I don’t think so. Academic scholarship has given us a complete English translation of Persian masterpieces, such as: ‘Attār’s Manteq al-tayr (conference of the birds) by Darbandi and Davis; FitzGeral; Mansani; Garcin de Tassy; Nott; Elāhi-nāme (The Divine Book) by Fuad Rouhani; Boyle; Ferdowsi’s The Shahname (The Book of Kings) by Levy; Warner Brothers; Atkinson; Mohl; Pizzi; Rückert; Rogers; Robinson; Zimmern; Picard; Gugāni’s Vis and Ramin by Morrison; Masse; Hfez by Hammer-Purgstall; Rosenzweig-Schwannau; Wilberforce-Clarke; Payne; Bicknell; Bell; Leaf; Arberry; Avery and Heath-Stubbs; Hillmann; Jami’s Salaman and Absal by Arberry; Jami’s Yusof and Zulaikha by Griffith; Robinson; Rogers; Yohannan; Khayyam’s Rubaiyat by FitzGerald; Payne; Arnot; Arberry; Graves and Ali-Shah; Dole; Avery and Heath-Stubbs; Nezami’s Haft Paikar (The Seven Beauties) by Wilson; Gelpke; Bausani; Wilberforce-Clarke; Laila and Majnun by Atkinson; Gelpke; Khosrow and Shirin by Masse; Burgel; Makhzan al-Asrar (The treasury of mysteries by Darab; Rumi’s The Mathnavi by Nicholson; Arberry; Whinefield; Ghazaliyyāt-e Shams by Nicholson; Arberry; Moyne and Barks; Schimmel; Sa’di’s Bustan by Wickens; Wilberforece-Clarke; Davie; Rückert: Sa’di’s Gulestan (The Rose Garden) by Wilberforce-Clarke; Rehatsek; Ross; Eastwick; Arberry; Rückert; Shabestari’s Gulshan-e Rāz (The Mystic Rose Garden) by Whinfield; Johnson; Baba Taher by Heron-Allen and Brenton; Zakani’s Mush-o-Gorbe by Pound; Arberry; Farzād; Mu’ayyed; Zakani’s Akhlaq al-Ashraf (The Ethics of the Aristocrats) by Javadi; Iskandar-name (Alexander Romance) by Southgate; ‘Attār’s Tadhkirat al-Awliyā (Muslim Saints and Mystics) by ARberry; Bighami’s Darab-name by Hanaway; Khodādād’s Samak-e Ayyār by Razavi; Kay Kavus ibn Eskandar’s Qābus-nāme by Levy; Nezam al-Mulk’s Siyāsat-nāme (The Book of Government) by Darke; Nezāmi ‘Aruzi’s chahar Maqala (four discourses) by Browne; Gastines; Rumi’s Maqālāt (Discourses) by Arberry; Tusi’s Akhlāq-e Nāseri (The Nasirean Ethics) by Wickens; Varavini’s Marzban-nāme by Levy; Jovayni’s Tārikh-e Jahān-goshā (The History of the World Conqueror) by Boyle; Jami’s Bahārestan by Wilson; Rehatsek; Masse; Schlechta-Wisserhrd. It was just a far incomplete list of scholarly and Academic translations of Persian classics into European Languages.
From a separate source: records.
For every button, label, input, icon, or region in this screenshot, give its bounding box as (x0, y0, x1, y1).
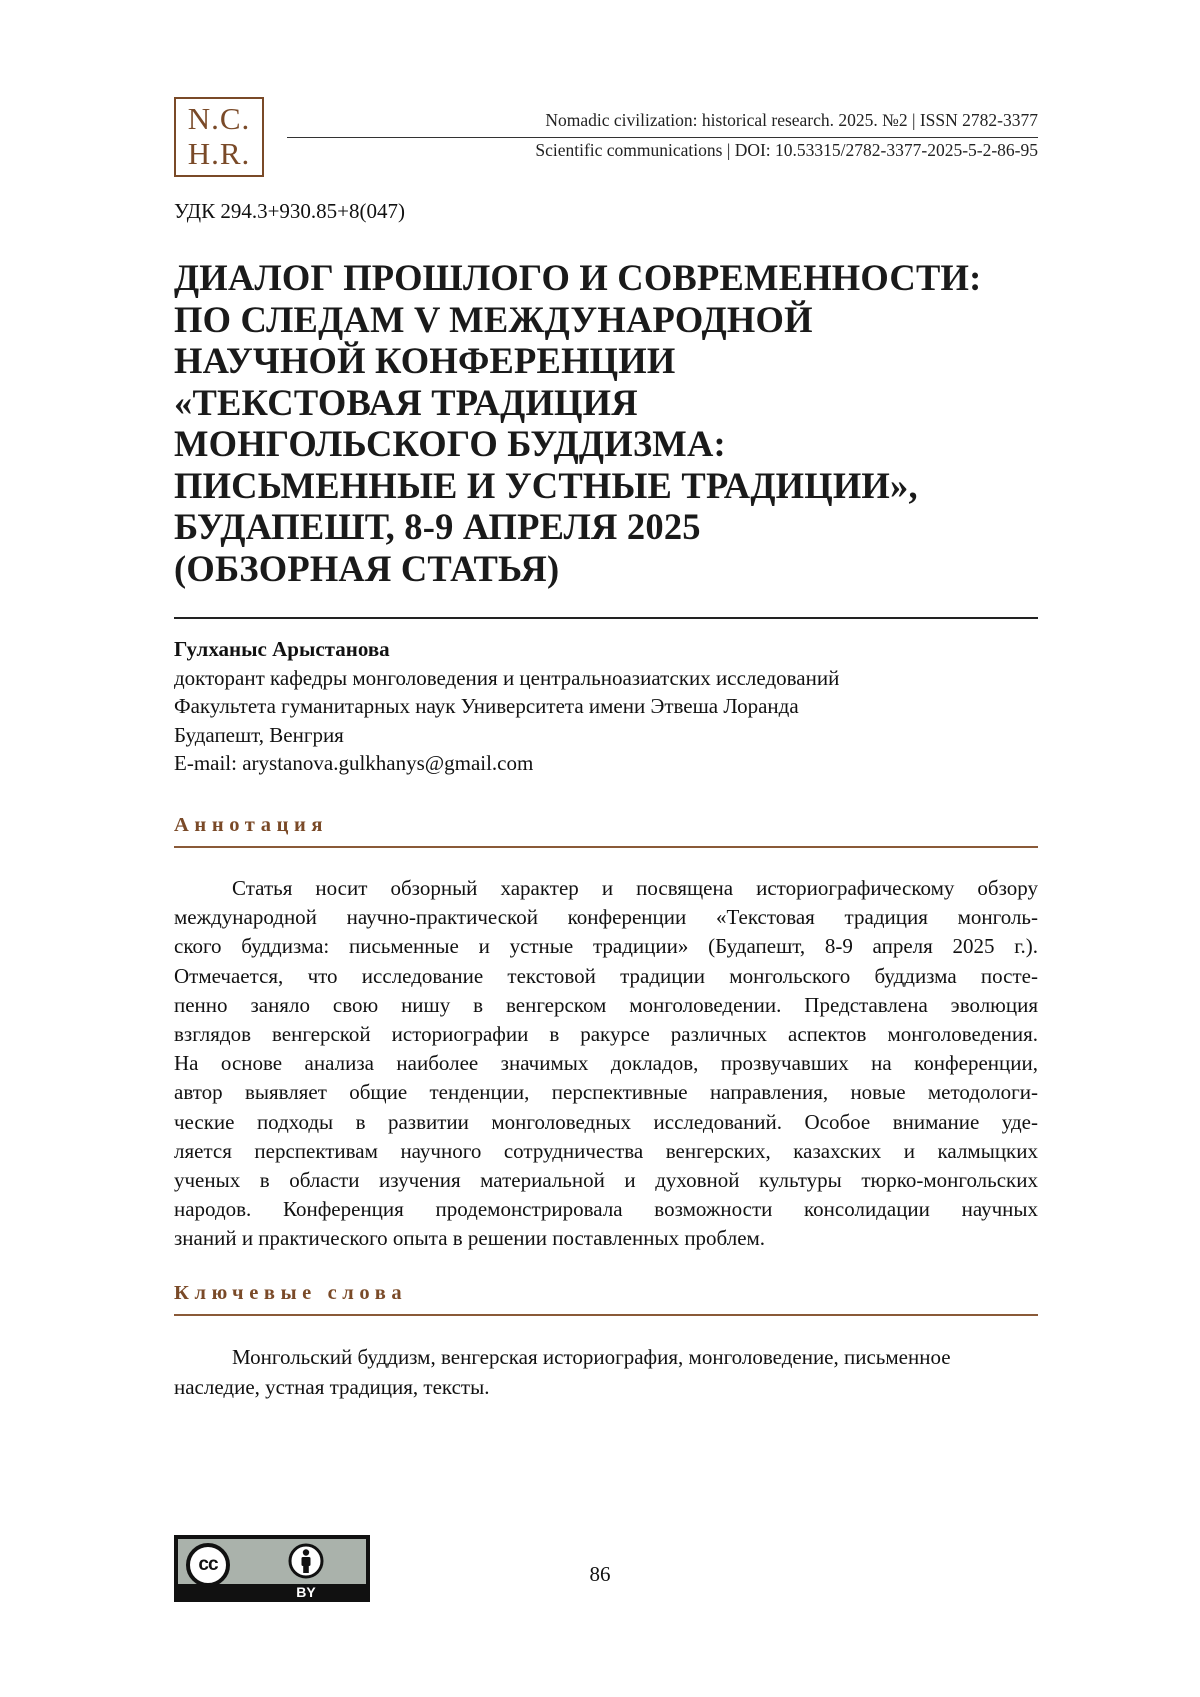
abstract-line: На основе анализа наиболее значимых докладов, прозвучавших на конференции, (174, 1051, 1038, 1076)
keywords-heading: Ключевые слова (174, 1282, 408, 1304)
keywords-line: Монгольский буддизм, венгерская историография, монголоведение, письменное (232, 1345, 951, 1369)
author-faculty: Факультета гуманитарных наук Университета имени Этвеша Лоранда (174, 694, 799, 718)
abstract-line: ского буддизма: письменные и устные традиции» (Будапешт, 8-9 апреля 2025 г.). (174, 934, 1038, 959)
author-info (174, 635, 1038, 778)
abstract-line: автор выявляет общие тенденции, перспективные направления, новые методологи- (174, 1080, 1038, 1105)
by-label: BY (296, 1584, 316, 1600)
title-line: НАУЧНОЙ КОНФЕРЕНЦИИ (174, 340, 676, 381)
udk-code: УДК 294.3+930.85+8(047) (174, 199, 405, 223)
title-line: «ТЕКСТОВАЯ ТРАДИЦИЯ (174, 381, 638, 423)
page-number: 86 (589, 1562, 611, 1586)
doi-line: Scientific communications | DOI: 10.53315/2782-3377-2025-5-2-86-95 (535, 140, 1038, 160)
logo-line-2: H.R. (187, 136, 251, 171)
keywords-text (174, 1343, 1038, 1402)
abstract-line: народов. Конференция продемонстрировала возможности консолидации научных (174, 1197, 1038, 1222)
author-position: докторант кафедры монголоведения и центральноазиатских исследований (174, 665, 840, 690)
author-location: Будапешт, Венгрия (174, 722, 344, 747)
abstract-line: знаний и практического опыта в решении поставленных проблем. (174, 1226, 766, 1251)
abstract-line: ляется перспективам научного сотрудничества венгерских, казахских и калмыцких (174, 1138, 1038, 1163)
abstract-line: Отмечается, что исследование текстовой традиции монгольского буддизма посте- (174, 963, 1038, 988)
article-title (174, 257, 1034, 589)
title-line: ПО СЛЕДАМ V МЕЖДУНАРОДНОЙ (174, 298, 813, 340)
title-line: ПИСЬМЕННЫЕ И УСТНЫЕ ТРАДИЦИИ», (174, 464, 918, 506)
author-name: Гулханыс Арыстанова (174, 637, 390, 661)
keywords-line: наследие, устная традиция, тексты. (174, 1374, 490, 1399)
abstract-line: международной научно-практической конференции «Текстовая традиция монголь- (174, 905, 1038, 930)
keywords-divider (174, 1314, 1038, 1316)
title-line: (ОБЗОРНАЯ СТАТЬЯ) (174, 547, 560, 589)
abstract-line: взглядов венгерской историографии в ракурсе различных аспектов монголоведения. (174, 1022, 1038, 1047)
abstract-heading: Аннотация (174, 814, 329, 836)
abstract-line: Статья носит обзорный характер и посвящена историографическому обзору (232, 876, 1038, 900)
abstract-line: ческие подходы в развитии монголоведных исследований. Особое внимание уде- (174, 1109, 1038, 1134)
title-line: ДИАЛОГ ПРОШЛОГО И СОВРЕМЕННОСТИ: (174, 257, 982, 298)
abstract-line: ученых в области изучения материальной и духовной культуры тюрко-монгольских (174, 1168, 1038, 1193)
abstract-divider (174, 846, 1038, 848)
author-email[interactable]: E-mail: arystanova.gulkhanys@gmail.com (174, 751, 534, 775)
abstract-text (174, 874, 1038, 1254)
journal-logo (174, 97, 264, 177)
abstract-line: пенно заняло свою нишу в венгерском монголоведении. Представлена эволюция (174, 992, 1038, 1017)
title-line: БУДАПЕШТ, 8-9 АПРЕЛЯ 2025 (174, 506, 701, 547)
logo-line-1: N.C. (187, 101, 251, 136)
creative-commons-icon: cc (186, 1543, 230, 1587)
journal-issn-line: Nomadic civilization: historical research. 2025. №2 | ISSN 2782-3377 (545, 110, 1038, 130)
header-divider (287, 137, 1038, 138)
title-divider (174, 617, 1038, 619)
title-line: МОНГОЛЬСКОГО БУДДИЗМА: (174, 423, 726, 464)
It should be noted in passing that in the prose works, a number of which were just enumerated, the essential element is content. In lyric poetry, on the other hand, form is of the essence. The truly puzzling question in the translation of Persian literature has been what to do with the ghazal form, i.e. why Hafez has always been the critical figure.